La fondazione di partecipazione si sostanzia, dunque, nell’inserimento nella causa tipica della fondazione (ovvero la destinazione di un patrimonio alla soddisfazione della volontà del fondatore) di alcuni elementi tipici dell’associazione. In particolare, per possibilità per diversi soggetti fondatori di associarsi per la gestione del patrimonio e per la creazione di organo assembleare, c.d. assemblea di partecipazione, volto a rappresentare altri soggetti che assumono la qualifica di ‘aderenti’ o ‘sostenitori’.
Nell’ipotesi in esame, dunque, potrebbero assumere la qualifica di fondatori sia l’ente parco e gli enti pubblici territoriali interessati dall’area protetta (comuni, provincia e regione) sia soggetti privati, imprese nonché istituti finanziari. Ad essi spetterebbe il compito di dotare la fondazione dei mezzi necessari al raggiungimento dei suoi scopi e di garantirne, attraverso la nomina della maggioranza dei componenti dell’organo di direzione, il corretto impiego.
Con riguardo, invece, all’assemblea essa partecipa agli scopi della fondazione mediante contribuiti erogati dai membri aderenti. Tali contributi possono avere natura diversa e consistere in versamenti di somme di danaro una tantum o periodiche, effettuazione di donazione di beni, ovvero svolgimento di prestazioni di lavoro volontario. L’assemblea partecipa, altresì, alla formazione delle scelte della fondazione mediante la nomina di uno o più membri dell’organo direttivo.
Infine, posto che la fondazione è un ente privo di scopo di luco, a seconda delle caratteristiche ad essa impresse dallo statuto, potrà assumere la qualifica di O.N.LU.S. (d.lgs. 460/97), organizzazione di volontariato (legge n. 266/1991), associazione di promozione sociale (legge n. 383/2000), ovvero di impresa di utilità sociale (legge n. 118/2005) con la conseguenza di potersi giovare della disciplina tributaria agevolata prevista dall’ordinamento per tali soggetti.
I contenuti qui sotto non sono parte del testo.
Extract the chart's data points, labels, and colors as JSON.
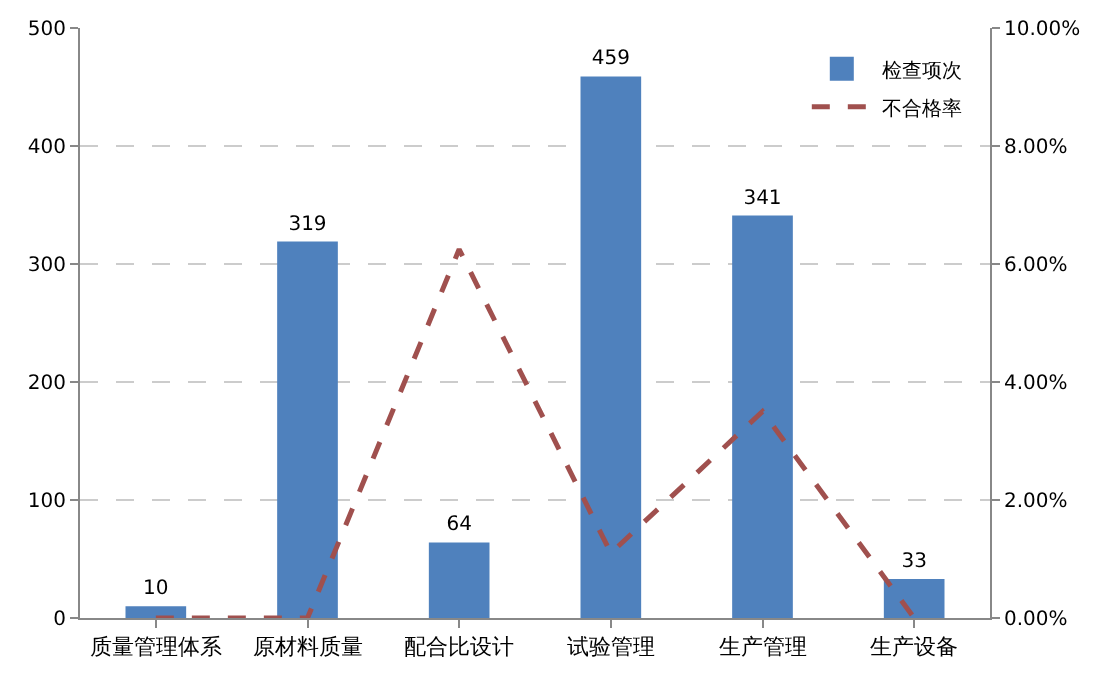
{
  "chart_data": {
    "type": "bar",
    "categories": [
      "质量管理体系",
      "原材料质量",
      "配合比设计",
      "试验管理",
      "生产管理",
      "生产设备"
    ],
    "series": [
      {
        "name": "检查项次",
        "color": "#4f81bd",
        "values": [
          10,
          319,
          64,
          459,
          341,
          33
        ],
        "data_labels": true
      },
      {
        "name": "不合格率",
        "type": "line",
        "axis": "y2",
        "color": "#a0504e",
        "line_style": "dashed",
        "marker": "none",
        "values": [
          0,
          0,
          6.25,
          1.1,
          3.5,
          0
        ]
      }
    ],
    "ylim": [
      0,
      500
    ],
    "yticks": [
      0,
      100,
      200,
      300,
      400,
      500
    ],
    "y2lim": [
      0,
      10
    ],
    "y2ticks": [
      {
        "value": 0,
        "label": "0.00%"
      },
      {
        "value": 2,
        "label": "2.00%"
      },
      {
        "value": 4,
        "label": "4.00%"
      },
      {
        "value": 6,
        "label": "6.00%"
      },
      {
        "value": 8,
        "label": "8.00%"
      },
      {
        "value": 10,
        "label": "10.00%"
      }
    ],
    "grid": "y",
    "legend": "top right"
  }
}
Alla luce delle caratteristiche finora esposte, dunque, la fondazione di partecipazione pare configurarsi come uno strumento impiegabile per la realizzazione e la gestione unificata tra ente di gestione del parco e enti territoriali delle attività riconducibili alle finalità di <<salvaguardia dei valori antropologici, archeologici, storici e architettonici e delle attività agro-silvo-pastorali e tradizionali>> (art. 1, comma 1, lett. b) del
territorio nel quale è inserita l’area naturale protetta.
Essa, infatti, potrebbe venire destinata a svolgere direttamente attività strettamente funzionali alle necessità del parco e degli altri enti fondatori, similmente a quanto accade nelle società in house providing.
Con riguardo all’utilizzo della fondazione come modalità organizzativa per la gestione privatistica di servizi da parte degli enti pubblici, va segnalata la corretta preoccupazione -più parti sollevata- circa la loro effettiva operatività. Infatti, l’insufficiente patrimonializzazione di tali soggetti, oltre al loro permanere sotto il controllo decisionale del momento politico-amministrativo, si traduce nella frequente incapacità di operare realmente per scopo per cui sono istituite.
Tuttavia, rispetto ad altri modelli, nel caso dei parchi naturali la fondazione, nella sua variante ‘di partecipazione’, sembra preferibile in quanto in grado di assicurare il coinvolgimento diretto nelle attività del parco dei cittadini e delle istituzioni disposte spendersi, anche finanziariamente, per il raggiungimento delle finalità del parco.
In questo senso la fondazione si configurerebbe come strumento utile a superare il gap di partecipazione che ancora oggi viene lamentato rispetto ai parchi naturali divenendo, nel contempo, espressione fattiva del principio di pluralismo e di sussidiarietà orizzontale.